Natural remedies have been shown to have some cholesterol-lowering effects as well. However, they should be in addition to lifestyle changes. According to the Mayo Clinic, there are not a lot to choose from. Some of these include:

  • garlic
  • oat bran
  • artichoke
  • barley
  • sitostanol
  • beta-sitosterol
  • blond psyllium

With your doctor’s approval, these can be easily added into your diet. It is important to note that you should continue any medication you have been prescribed by your doctor.

Choosing Treatment

Your best choice of treatment depends on many factors. Before your doctor chooses a prescription medication, they will look at several things. These factors include: your family medical history, your risk for heart disease, and your lifestyle.

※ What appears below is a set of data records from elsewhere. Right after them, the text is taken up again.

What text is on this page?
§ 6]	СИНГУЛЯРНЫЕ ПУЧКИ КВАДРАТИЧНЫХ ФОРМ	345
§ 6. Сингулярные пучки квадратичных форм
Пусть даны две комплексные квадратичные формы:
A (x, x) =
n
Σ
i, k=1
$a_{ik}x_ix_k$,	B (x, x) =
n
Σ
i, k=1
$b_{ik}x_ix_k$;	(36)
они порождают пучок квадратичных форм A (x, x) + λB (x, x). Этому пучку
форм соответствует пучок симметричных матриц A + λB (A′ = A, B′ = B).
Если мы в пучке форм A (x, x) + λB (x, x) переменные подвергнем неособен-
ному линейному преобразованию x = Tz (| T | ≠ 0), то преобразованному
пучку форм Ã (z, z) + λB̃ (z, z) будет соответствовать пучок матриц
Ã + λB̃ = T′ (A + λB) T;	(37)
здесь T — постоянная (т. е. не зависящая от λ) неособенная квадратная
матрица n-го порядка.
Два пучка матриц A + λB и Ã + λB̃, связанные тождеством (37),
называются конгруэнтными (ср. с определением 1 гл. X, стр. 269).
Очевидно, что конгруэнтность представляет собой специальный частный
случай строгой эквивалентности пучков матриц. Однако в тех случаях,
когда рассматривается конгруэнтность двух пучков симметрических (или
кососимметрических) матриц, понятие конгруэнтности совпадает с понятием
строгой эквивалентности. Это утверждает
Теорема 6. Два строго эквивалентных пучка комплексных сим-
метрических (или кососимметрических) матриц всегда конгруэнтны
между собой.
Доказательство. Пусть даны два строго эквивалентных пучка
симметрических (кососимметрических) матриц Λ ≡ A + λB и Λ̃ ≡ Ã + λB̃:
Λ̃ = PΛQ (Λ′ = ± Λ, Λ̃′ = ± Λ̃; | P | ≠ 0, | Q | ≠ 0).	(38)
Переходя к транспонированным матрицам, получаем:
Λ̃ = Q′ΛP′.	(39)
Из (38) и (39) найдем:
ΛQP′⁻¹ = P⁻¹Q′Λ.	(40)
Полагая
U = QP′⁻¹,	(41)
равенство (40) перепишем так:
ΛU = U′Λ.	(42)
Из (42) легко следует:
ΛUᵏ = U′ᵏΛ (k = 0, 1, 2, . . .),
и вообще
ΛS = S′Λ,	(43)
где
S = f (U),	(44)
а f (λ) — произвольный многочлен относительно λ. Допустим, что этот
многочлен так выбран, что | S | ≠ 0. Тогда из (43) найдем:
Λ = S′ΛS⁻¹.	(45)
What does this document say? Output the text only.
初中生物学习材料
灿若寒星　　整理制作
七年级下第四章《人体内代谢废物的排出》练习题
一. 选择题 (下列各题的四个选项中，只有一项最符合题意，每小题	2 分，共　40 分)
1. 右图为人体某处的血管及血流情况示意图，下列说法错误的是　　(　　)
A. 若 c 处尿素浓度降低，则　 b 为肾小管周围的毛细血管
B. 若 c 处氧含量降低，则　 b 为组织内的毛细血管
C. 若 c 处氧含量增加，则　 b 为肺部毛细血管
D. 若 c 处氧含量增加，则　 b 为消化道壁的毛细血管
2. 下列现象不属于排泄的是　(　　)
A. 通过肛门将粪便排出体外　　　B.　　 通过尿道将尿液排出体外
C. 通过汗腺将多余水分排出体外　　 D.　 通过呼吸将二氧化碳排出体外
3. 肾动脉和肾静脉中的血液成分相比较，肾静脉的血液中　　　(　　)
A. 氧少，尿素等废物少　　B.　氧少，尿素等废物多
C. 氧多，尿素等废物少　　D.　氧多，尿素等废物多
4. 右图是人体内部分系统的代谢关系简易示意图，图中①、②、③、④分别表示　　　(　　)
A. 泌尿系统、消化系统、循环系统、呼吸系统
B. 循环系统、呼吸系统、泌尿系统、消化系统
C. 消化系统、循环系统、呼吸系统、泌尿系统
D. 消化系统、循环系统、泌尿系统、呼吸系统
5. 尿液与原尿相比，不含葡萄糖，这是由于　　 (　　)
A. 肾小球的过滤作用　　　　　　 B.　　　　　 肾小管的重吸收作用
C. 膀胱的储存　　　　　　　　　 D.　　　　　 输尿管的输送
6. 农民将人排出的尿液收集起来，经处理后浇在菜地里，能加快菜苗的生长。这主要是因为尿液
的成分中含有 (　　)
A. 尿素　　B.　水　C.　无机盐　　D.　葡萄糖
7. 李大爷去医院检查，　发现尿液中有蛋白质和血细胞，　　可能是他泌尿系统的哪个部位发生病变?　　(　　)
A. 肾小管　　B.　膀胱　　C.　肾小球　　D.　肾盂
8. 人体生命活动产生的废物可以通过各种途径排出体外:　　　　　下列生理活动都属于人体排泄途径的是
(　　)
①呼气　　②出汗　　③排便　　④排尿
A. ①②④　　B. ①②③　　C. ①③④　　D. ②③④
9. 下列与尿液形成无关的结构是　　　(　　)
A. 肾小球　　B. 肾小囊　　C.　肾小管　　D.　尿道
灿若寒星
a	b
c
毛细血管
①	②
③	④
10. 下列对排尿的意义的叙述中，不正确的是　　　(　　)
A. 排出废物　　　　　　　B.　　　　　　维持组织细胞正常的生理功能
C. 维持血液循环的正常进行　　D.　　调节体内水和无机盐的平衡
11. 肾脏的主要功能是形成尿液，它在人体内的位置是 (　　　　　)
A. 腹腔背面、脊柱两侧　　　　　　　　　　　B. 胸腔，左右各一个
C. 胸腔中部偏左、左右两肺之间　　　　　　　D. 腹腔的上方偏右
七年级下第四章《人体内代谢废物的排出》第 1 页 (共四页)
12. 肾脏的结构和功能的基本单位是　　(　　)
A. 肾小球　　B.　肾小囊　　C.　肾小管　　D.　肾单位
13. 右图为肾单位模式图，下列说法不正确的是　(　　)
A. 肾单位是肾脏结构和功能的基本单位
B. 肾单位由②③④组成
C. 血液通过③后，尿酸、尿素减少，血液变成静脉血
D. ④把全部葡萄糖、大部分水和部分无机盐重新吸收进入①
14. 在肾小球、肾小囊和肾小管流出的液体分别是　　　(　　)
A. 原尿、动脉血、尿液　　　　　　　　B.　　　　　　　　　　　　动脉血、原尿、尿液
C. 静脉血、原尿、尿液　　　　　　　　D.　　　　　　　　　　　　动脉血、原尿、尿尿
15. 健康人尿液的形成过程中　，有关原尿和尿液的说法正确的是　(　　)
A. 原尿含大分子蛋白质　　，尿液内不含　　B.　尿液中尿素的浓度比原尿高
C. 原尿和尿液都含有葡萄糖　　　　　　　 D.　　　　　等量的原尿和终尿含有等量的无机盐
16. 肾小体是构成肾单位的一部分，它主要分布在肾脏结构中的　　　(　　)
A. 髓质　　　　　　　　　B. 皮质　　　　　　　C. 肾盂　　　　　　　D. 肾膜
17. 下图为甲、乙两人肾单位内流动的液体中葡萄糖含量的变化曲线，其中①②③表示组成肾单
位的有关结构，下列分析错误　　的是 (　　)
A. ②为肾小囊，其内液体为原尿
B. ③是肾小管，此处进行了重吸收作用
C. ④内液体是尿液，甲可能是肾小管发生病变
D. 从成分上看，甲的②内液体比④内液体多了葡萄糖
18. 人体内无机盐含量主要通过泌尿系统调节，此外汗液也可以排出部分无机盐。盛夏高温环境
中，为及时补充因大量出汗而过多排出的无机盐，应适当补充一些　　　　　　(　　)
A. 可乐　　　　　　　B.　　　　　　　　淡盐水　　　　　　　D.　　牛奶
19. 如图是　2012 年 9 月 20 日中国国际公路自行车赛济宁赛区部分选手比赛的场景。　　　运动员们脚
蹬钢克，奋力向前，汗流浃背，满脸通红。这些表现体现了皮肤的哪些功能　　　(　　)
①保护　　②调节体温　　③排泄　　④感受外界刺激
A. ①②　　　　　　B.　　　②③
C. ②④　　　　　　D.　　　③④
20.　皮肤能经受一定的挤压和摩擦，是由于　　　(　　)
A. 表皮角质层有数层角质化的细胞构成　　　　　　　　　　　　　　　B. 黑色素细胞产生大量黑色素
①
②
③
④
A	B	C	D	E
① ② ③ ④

Many doctors prefer to start with changes to diet and exercise. If those changes don’t have enough effect, you might start taking medication to help the process along. 

Takeaway

There are a number of different types of statins and alternatives. The important thing when deciding on the best treatment for you is to talk openly with your doctor. Changes to your diet and exercise along with natural remedies may help you if statins cause you to have uncomfortable side effects. However, never make any changes without consulting your doctor first. The American Heart Association stresses that you should also not stop taking your medications if you start to feel better. Only your doctor can advise you when you can lower your dosage or make any changes or additions to your medications.

You asked, we answered

  • In what type of health situation(s) should someone consider an alternative to statins?
  • An alternative to statins should only be considered if the high- or moderate-intensity statins cannot be tolerated. High blood pressure is closely associated with an increased chance of heart attack, stroke, and other diseases. If you can tolerate taking a statin, you will decrease these chances. The only health situation where statins may not be considered is in an individual under the age of 65, with a BMI of 28 or less, with no history of smoking, a moderate to low level of alcohol use, and no other chronic ailment.